The Undoing Project is not a novel, but instead, the book provides a non-fiction, analytical account of the birth of behavior economics, a kind of middle way between psychoanalysis and economic theory. The story follows the rise and decline of a tremendous friendship between Amos Tversky and Daniel Kahneman. Their goals were to use behavioral psychology to determine clues into the mind that might have economic implications. Primarily, the looked at the lapses in judgment that are commonly found among humans, especially their inability to understand their own motivation because of false beliefs, emotional burdens or other kinds of cognitive dissonances.
For starters, the duo published studies showing that humans are not nearly as logical as we believe ourselves to be. In fact, humans are sometimes capricious, and highly influenced by external forces. In other words, we are sensitive and emotional before we are rational, and even though in our mind, the ideas feel fully formed and perfectly logical, almost no part of the human mind can be said to be perfectly logical.

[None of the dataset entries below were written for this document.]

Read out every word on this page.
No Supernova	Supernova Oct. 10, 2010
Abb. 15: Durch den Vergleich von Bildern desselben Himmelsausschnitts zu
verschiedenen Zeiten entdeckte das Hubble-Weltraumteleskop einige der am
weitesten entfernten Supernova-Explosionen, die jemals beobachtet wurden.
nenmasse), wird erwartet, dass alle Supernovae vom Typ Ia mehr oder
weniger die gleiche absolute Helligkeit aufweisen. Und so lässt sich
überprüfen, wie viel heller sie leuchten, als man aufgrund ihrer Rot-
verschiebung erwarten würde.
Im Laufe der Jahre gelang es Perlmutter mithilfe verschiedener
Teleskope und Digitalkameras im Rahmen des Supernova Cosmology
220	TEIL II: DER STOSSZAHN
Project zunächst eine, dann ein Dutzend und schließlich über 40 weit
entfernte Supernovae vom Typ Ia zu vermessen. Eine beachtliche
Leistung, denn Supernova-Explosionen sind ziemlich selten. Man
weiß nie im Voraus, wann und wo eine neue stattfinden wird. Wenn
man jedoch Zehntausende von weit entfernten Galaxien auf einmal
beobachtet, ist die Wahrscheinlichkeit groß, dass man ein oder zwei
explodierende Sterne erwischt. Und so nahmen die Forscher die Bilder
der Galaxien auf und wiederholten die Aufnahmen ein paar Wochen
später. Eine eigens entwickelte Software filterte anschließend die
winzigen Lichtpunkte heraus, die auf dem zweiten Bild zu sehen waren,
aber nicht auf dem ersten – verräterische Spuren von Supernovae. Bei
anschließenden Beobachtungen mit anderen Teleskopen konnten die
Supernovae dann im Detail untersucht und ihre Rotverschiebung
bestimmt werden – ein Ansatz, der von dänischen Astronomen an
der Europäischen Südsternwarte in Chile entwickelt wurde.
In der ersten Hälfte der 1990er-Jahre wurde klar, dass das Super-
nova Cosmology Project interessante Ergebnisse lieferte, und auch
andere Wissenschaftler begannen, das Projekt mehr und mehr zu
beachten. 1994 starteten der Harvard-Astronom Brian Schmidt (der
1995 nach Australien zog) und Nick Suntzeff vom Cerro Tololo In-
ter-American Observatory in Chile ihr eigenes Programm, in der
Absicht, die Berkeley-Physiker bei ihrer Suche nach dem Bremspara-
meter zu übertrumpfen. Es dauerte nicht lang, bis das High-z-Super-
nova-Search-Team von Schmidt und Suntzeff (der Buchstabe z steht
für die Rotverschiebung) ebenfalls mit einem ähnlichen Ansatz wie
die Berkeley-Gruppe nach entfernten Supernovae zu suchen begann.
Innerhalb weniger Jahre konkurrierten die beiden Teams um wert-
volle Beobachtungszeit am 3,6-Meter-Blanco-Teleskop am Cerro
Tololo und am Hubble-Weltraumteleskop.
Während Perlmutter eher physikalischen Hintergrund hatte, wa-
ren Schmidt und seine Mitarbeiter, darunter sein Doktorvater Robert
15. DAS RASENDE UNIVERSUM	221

This heuristic study, or motivation study, depended greatly on influencing test subjects through small experiments, such as providing them different information and then asking the test group and the control group to qualify something related to that information, and what they discovered through these tests was that people were indeed influenced in their behavior by a surprising amount of factors.
The market implications of this are that people fundamentally misunderstand their own motivations, and the advertising implications are that companies could hypothetically study these lapses in judgment to exploit them for business purposes. In other words, it represents the first attempt to use psychology as a market tool.